7. Song of Spider-Man: The Inside Story of the Most Controversial Musical in Broadway History by Glen Berger (started 11/1; finished 12/21): B

 

 I turned my attention to this novel, well past its prime reading period, for the same reason I did Don't Look Up: because it was mentioned on a podcast I listen to. In this case, the podcast host mentioned that writer Glen Berger—who had been one of the primary writers of the Broadway play—pulls no punches, and really dishes regarding the famous people involved in the process. This would include the apparently megalomaniacal yet undeniably talented director Julie Taymor, and ridiculously busy musicians Bono and Edge from U2, who composed the original music.

 

The surprise of this book, to me, was finishing it to discover it had been published, in the fall of 2013, when Spider-Man: Turn Off the Dark was still defying expectations and continuing to run on Broadway two and a half years after an official opening that had occurred after three widely publicized delays and an unprecedented six and a half months of previews. I really had expected to read a book that was published after the show had closed. Instread, ironically, after the book ends on a somewhat cynical yet hopeful note about the show's future, the show actually closed on January 4, 2014—less than two months after the book was published. 

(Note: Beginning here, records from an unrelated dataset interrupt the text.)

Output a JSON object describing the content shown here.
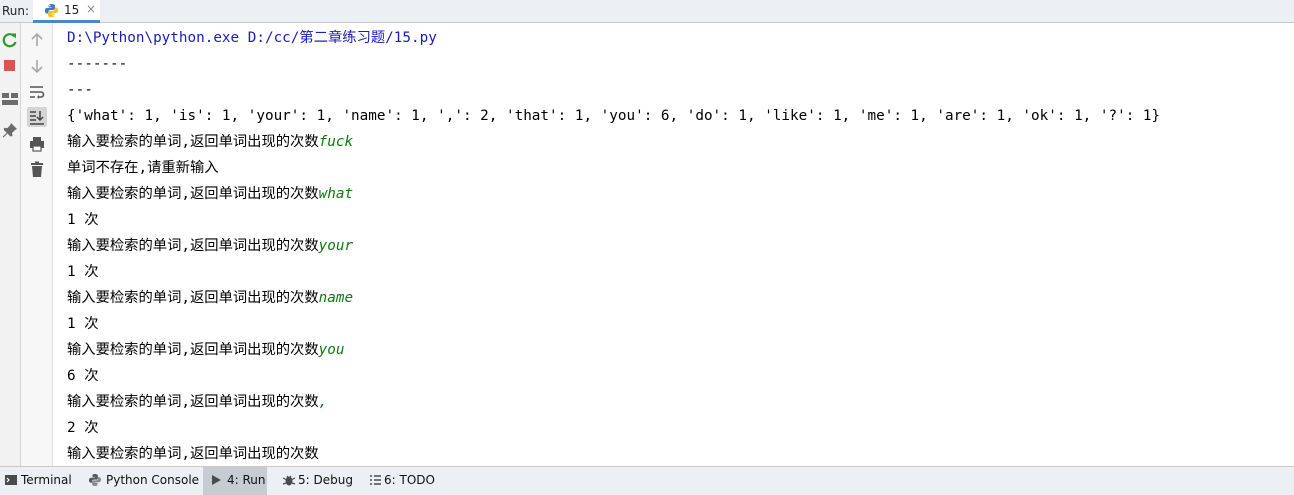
{
  "run_panel": {
    "label": "Run:",
    "tab": {
      "name": "15",
      "close_glyph": "×"
    }
  },
  "left_toolbar": {
    "icons": [
      "rerun-icon",
      "stop-icon",
      "layout-icon",
      "pin-icon",
      "up-arrow-icon",
      "down-arrow-icon",
      "soft-wrap-icon",
      "scroll-to-end-icon",
      "print-icon",
      "trash-icon"
    ]
  },
  "console": {
    "lines": [
      {
        "type": "cmd",
        "text": "D:\\Python\\python.exe D:/cc/第二章练习题/15.py"
      },
      {
        "type": "out",
        "text": "-------"
      },
      {
        "type": "out",
        "text": "---"
      },
      {
        "type": "out",
        "text": "{'what': 1, 'is': 1, 'your': 1, 'name': 1, ',': 2, 'that': 1, 'you': 6, 'do': 1, 'like': 1, 'me': 1, 'are': 1, 'ok': 1, '?': 1}"
      },
      {
        "type": "prompt",
        "text": "输入要检索的单词,返回单词出现的次数",
        "input": "fuck"
      },
      {
        "type": "out",
        "text": "单词不存在,请重新输入"
      },
      {
        "type": "prompt",
        "text": "输入要检索的单词,返回单词出现的次数",
        "input": "what"
      },
      {
        "type": "out",
        "text": "1 次"
      },
      {
        "type": "prompt",
        "text": "输入要检索的单词,返回单词出现的次数",
        "input": "your"
      },
      {
        "type": "out",
        "text": "1 次"
      },
      {
        "type": "prompt",
        "text": "输入要检索的单词,返回单词出现的次数",
        "input": "name"
      },
      {
        "type": "out",
        "text": "1 次"
      },
      {
        "type": "prompt",
        "text": "输入要检索的单词,返回单词出现的次数",
        "input": "you"
      },
      {
        "type": "out",
        "text": "6 次"
      },
      {
        "type": "prompt",
        "text": "输入要检索的单词,返回单词出现的次数",
        "input": ","
      },
      {
        "type": "out",
        "text": "2 次"
      },
      {
        "type": "prompt",
        "text": "输入要检索的单词,返回单词出现的次数",
        "input": ""
      }
    ]
  },
  "bottom_bar": {
    "terminal": "Terminal",
    "python_console": "Python Console",
    "run": "4: Run",
    "debug": "5: Debug",
    "todo": "6: TODO"
  },
  "colors": {
    "command_text": "#1c1cb8",
    "user_input": "#0f7a0f",
    "active_tab_underline": "#4a88c7"
  }
}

And boy, does this book go through several years of juicy celebrity drama—plus a whole lot of drama among behind-the-scenes people, including everything about how a couple of notoriously horrible injuries occurred during previews. This book would obviously have far greater relevance if read in, say, the fall of 2013; it's easily eight years past its prime. But, while even Glen Berger kind of allows for how it's just his one perspective and can thus be taken with a grain of salt, it makes for a petty compelling read.